ECMAScript source text is represented as a sequence of characters in the Unicode character encoding, version 2.1 or later, using the UTF-16 transformation format. The text is expected to have been normalised to Unicode Normalised Form C (canonical composition), as described in Unicode Technical Report #15. Conforming ECMAScript implementations are not required to perform any normalisation of text, or behave as though they were performing normalisation of text, themselves.
ECMAScript source text can contain any of the Unicode characters. All Unicode white space characters are treated as white space, and all Unicode line/paragraph separators are treated as line separators. Non-Latin Unicode characters are allowed in identifiers, string literals, regular expression literals and comments.
Throughout the rest of this document, the phrase "code point" and the word "character" will be used to refer to a 16-bit unsigned value used to represent a single 16-bit unit of UTF-16 text.
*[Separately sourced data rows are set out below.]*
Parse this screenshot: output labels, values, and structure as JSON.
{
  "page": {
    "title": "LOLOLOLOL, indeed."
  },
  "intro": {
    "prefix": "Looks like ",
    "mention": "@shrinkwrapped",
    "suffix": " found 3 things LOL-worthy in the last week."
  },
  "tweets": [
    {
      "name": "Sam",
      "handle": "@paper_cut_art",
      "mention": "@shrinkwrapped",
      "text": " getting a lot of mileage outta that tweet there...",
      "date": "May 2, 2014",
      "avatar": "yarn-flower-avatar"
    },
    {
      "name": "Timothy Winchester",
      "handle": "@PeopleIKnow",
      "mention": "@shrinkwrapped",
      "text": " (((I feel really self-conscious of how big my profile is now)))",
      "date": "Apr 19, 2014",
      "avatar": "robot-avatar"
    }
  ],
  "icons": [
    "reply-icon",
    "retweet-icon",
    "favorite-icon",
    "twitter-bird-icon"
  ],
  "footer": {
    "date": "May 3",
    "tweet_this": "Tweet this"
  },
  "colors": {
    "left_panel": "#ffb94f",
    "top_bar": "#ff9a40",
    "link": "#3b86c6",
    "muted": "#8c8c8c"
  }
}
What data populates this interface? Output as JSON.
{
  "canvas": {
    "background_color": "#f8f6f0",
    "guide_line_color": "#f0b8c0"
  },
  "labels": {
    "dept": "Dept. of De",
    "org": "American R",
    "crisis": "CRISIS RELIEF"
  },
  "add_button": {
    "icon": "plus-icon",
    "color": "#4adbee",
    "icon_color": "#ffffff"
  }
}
The phrase "Unicode character" will be used to refer to the abstract linguistic or typographical unit represented by a single Unicode scalar value (which may be longer than 16 bits and thus may be represented by more than one code point). This only refers to entities represented by single Unicode scalar values: the components of a combining character sequence are still individual "Unicode characters," even though a user might think of the whole sequence as a single character.
In string literals, regular expression literals and identifiers, any character (code point) may also be expressed as a Unicode escape sequence consisting of six characters, namely \u plus four hexadecimal digits. Within a comment, such an escape sequence is effectively ignored as part of the comment. Within a string literal or regular expression literal, the Unicode escape sequence contributes one character to the value of the literal. Within an identifier, the escape sequence contributes one character to the identifier.
NOTE 1
Although this document sometimes refers to a "transformation" between a
"character" within a "string" and the 16-bit unsigned integer that is
the UTF-16 encoding of that character, there is actually no
transformation because a "character" within a "string" is actually
represented using that 16-bit unsigned value.
NOTE 2
ECMAScript differs from the Java programming language in the behaviour
of Unicode escape sequences. In a Java program, if the Unicode escape
sequence \u000A, for example, occurs
within a single-line comment, it is interpreted as a line terminator
(Unicode character 000A is line feed) and
therefore the next character is not part of the comment. Similarly, if
the Unicode escape sequence \u000A occurs
within a string literal in a Java program, it is likewise interpreted
as a line terminator, which is not allowed within a string literal ---
one must write \n instead of
\u000A to cause a line feed to be part of the
string value of a string literal. In an ECMAScript program, a Unicode
escape sequence occurring within a comment is never interpreted and
therefore cannot contribute to termination of the comment. Similarly, a
Unicode escape sequence occurring within a string literal in an
ECMAScript program always contributes a character to the string value
of the literal and is never interpreted as a line terminator or as a
quote mark that might terminate the string literal.